In 2005, the African Union dispatched an official Fact-Finding Mission to Somaliland—a rare and consequential step. The mission’s report reached a clear conclusion: Somaliland’s case is unique, historically grounded, and self-justified, and should not be treated as a precedent for secession elsewhere in Africa.
the report explicitly acknowledged that Somaliland’s withdrawal from the union with Somalia was rooted in the voluntary nature of that union, its subsequent collapse, and the absence of any credible mechanism for redress within the Somali state. It urged the AU to develop a special, tailored approach to Somaliland, rather than forcing it into frameworks designed for internal rebellions.
This was not an external opinion.
It was an African assessment of an African reality.
Yet nearly two decades later, under Djibouti’s leadership—particularly through Foreign Minister Mahmoud Ali Youssouf, now serving as AU Chair—this landmark report has been effectively sidelined. Instead of advancing the AU’s own recommendation for engagement, the institution has reverted to silence, deferral, and political convenience.
This is not neutrality.
It is institutional amnesia.
By ignoring its own fact-finding mission, the African Union undermines its credibility as a principled continental body and signals that political alliances matter more than evidence.
Somaliland’s Case: Law, Practice, and Performance
Somaliland’s claim to statehood is not an act of rebellion.
It is an act of restoration.
Under international law, most notably the Montevideo Convention, Somaliland clearly qualifies as a state: it possesses a defined territory, a permanent population, an effective government, and the capacity to engage in foreign relations.
Beyond theory, Somaliland has demonstrated performance. It has conducted multiple democratic elections, ensured peaceful transfers of power, maintained internal security, and contributed to regional stability without international recognition, but in alignment with international standards.
In contrast to the chronic instability of Somalia, Somaliland has built governance from the ground up.

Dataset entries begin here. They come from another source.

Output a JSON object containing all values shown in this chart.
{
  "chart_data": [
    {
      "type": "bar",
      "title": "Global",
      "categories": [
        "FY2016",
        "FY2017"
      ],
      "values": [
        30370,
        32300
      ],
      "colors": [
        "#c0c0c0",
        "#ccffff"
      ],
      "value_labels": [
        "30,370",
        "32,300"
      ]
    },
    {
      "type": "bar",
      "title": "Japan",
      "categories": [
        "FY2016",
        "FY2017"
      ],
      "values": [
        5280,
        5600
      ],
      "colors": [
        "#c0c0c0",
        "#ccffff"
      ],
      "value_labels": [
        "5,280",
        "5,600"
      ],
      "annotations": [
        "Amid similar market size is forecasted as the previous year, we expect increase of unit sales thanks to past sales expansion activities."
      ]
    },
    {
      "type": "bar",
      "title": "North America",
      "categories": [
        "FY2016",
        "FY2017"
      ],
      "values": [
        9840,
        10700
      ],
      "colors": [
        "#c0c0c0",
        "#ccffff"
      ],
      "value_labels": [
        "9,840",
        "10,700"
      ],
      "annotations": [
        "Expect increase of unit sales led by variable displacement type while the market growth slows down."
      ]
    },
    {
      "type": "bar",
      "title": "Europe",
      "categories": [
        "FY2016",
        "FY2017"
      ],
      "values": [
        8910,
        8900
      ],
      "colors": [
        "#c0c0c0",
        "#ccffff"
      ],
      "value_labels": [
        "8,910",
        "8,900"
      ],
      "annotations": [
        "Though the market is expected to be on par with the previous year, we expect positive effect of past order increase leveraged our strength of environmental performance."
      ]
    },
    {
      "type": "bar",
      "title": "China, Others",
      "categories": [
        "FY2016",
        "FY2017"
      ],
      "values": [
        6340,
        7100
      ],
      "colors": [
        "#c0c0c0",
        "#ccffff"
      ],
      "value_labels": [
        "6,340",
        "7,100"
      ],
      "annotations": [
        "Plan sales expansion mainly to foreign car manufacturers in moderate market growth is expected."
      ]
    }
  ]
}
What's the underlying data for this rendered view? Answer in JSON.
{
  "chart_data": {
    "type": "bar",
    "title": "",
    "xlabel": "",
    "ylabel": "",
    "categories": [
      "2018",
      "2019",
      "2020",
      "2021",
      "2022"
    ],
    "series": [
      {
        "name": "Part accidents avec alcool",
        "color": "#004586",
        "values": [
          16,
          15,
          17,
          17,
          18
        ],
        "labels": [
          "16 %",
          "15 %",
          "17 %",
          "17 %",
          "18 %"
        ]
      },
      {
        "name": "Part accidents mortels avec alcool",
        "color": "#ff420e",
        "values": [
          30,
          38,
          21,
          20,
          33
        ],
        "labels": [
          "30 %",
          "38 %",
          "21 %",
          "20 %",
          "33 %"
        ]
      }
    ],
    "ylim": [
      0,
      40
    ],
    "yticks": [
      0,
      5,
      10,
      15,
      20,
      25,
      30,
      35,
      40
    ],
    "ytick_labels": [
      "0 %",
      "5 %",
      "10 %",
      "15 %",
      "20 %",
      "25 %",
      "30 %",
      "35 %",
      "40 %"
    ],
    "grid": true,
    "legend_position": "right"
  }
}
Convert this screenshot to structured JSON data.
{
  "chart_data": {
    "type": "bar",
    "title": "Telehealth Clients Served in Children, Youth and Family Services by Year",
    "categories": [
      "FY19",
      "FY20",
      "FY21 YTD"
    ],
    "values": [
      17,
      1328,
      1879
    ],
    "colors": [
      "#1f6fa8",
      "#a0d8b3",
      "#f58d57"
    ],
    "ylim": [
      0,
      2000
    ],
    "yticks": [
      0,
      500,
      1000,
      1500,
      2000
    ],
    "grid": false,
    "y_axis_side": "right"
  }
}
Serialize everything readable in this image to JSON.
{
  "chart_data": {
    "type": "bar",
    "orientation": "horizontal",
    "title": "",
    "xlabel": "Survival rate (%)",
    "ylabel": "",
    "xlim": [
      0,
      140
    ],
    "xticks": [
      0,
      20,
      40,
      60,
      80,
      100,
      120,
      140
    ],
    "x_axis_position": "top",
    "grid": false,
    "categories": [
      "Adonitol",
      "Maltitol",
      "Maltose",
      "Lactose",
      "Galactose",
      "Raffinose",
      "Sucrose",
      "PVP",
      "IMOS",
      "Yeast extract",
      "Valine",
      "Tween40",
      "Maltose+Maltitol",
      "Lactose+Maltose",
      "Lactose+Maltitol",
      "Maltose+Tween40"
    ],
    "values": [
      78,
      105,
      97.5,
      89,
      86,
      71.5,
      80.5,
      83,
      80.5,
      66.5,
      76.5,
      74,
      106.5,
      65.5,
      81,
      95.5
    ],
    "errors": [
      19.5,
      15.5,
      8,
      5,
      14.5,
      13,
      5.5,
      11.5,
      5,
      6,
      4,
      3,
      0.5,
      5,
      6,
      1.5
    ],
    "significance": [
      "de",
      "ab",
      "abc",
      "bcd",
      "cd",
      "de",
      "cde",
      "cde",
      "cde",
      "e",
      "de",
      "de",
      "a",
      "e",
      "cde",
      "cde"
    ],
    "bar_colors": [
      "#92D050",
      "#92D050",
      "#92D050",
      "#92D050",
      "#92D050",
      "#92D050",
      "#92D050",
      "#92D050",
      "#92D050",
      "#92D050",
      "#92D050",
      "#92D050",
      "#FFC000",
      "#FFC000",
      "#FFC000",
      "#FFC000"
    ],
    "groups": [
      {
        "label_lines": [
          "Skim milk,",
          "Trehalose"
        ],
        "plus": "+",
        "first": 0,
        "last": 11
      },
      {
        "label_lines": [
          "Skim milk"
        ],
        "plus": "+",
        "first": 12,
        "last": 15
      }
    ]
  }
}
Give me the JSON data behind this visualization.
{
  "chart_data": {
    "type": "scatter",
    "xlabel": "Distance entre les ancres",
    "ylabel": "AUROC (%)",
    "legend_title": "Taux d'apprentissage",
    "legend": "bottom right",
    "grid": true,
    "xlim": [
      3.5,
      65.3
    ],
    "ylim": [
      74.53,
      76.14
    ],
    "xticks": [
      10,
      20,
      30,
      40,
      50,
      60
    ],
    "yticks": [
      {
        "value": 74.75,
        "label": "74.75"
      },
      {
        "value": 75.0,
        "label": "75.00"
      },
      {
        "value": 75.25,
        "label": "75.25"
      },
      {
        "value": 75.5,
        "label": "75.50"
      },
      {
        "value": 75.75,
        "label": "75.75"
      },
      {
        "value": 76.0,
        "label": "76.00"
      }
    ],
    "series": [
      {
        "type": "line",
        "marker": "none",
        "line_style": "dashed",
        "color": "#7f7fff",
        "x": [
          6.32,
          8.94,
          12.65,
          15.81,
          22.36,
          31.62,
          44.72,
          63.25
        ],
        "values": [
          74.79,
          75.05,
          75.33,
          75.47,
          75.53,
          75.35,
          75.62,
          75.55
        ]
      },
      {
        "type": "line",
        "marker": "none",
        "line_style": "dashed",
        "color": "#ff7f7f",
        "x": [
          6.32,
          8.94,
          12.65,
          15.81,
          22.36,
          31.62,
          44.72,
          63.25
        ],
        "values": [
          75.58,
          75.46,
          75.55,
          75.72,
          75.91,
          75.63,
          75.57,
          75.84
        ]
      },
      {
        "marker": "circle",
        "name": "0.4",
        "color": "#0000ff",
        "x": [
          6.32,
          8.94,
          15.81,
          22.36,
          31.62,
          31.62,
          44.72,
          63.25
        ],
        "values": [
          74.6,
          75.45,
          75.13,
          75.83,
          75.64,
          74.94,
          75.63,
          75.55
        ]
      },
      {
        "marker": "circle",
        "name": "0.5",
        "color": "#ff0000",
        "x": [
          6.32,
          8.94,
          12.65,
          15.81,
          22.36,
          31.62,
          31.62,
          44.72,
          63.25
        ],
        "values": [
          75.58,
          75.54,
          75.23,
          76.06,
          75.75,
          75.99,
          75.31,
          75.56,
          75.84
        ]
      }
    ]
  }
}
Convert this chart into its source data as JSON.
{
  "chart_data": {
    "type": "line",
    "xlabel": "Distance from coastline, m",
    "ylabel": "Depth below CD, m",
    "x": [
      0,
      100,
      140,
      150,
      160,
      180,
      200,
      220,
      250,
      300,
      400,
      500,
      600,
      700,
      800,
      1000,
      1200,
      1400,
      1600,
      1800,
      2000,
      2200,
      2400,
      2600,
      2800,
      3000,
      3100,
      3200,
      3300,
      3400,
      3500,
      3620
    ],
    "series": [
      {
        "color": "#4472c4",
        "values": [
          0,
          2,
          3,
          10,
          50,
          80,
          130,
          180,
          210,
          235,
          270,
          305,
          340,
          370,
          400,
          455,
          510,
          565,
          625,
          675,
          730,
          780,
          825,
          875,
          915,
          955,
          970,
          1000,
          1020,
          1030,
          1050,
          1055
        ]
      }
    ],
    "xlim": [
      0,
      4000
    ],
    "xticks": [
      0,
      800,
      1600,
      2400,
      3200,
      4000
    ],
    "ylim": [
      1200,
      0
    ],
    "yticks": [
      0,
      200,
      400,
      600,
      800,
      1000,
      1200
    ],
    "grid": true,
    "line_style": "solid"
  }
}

Israel’s recent recognition of Somaliland represents a bold and principled acknowledgment of reality on the ground. It affirms a simple truth: recognition is not a gift. It is an acknowledgment of fact.
Other states should now follow.
The international community must not allow the African Union or the United Nations Security Council to be repurposed as tools for silencing legitimate political aspirations. It must:
- Recognize the Risk: Djibouti and Somalia are not neutral actors. Their leadership roles are being used to block dialogue, not foster it.
- Engage Somaliland Directly: Open diplomatic channels with Hargeisa, establish missions, and pursue bilateral cooperation.
- Reward Democratic Legitimacy: Stability, peace, and democratic governance must matter more than inherited claims of sovereignty.
- Follow Israel’s Example: Delay only emboldens those who seek to erase Somaliland’s voice.
In conclusion, Somaliland is not asking for charity.
It is demanding justice.
For more than three decades, it has proven its capacity to govern, its commitment to peace, and its right to exist. The question before the international community is not whether Somaliland qualifies for recognition—but whether global institutions have the courage to act on principle rather than convenience.
The African Union and the United Nations Security Council must remember: legitimacy rests on fairness. When power becomes prejudice, institutions lose the moral authority they claim to uphold.
Somaliland’s recognition is not a matter of if—but when.
And that “when” depends on whether the world chooses courage over complacency, justice over inertia, and reality over denial.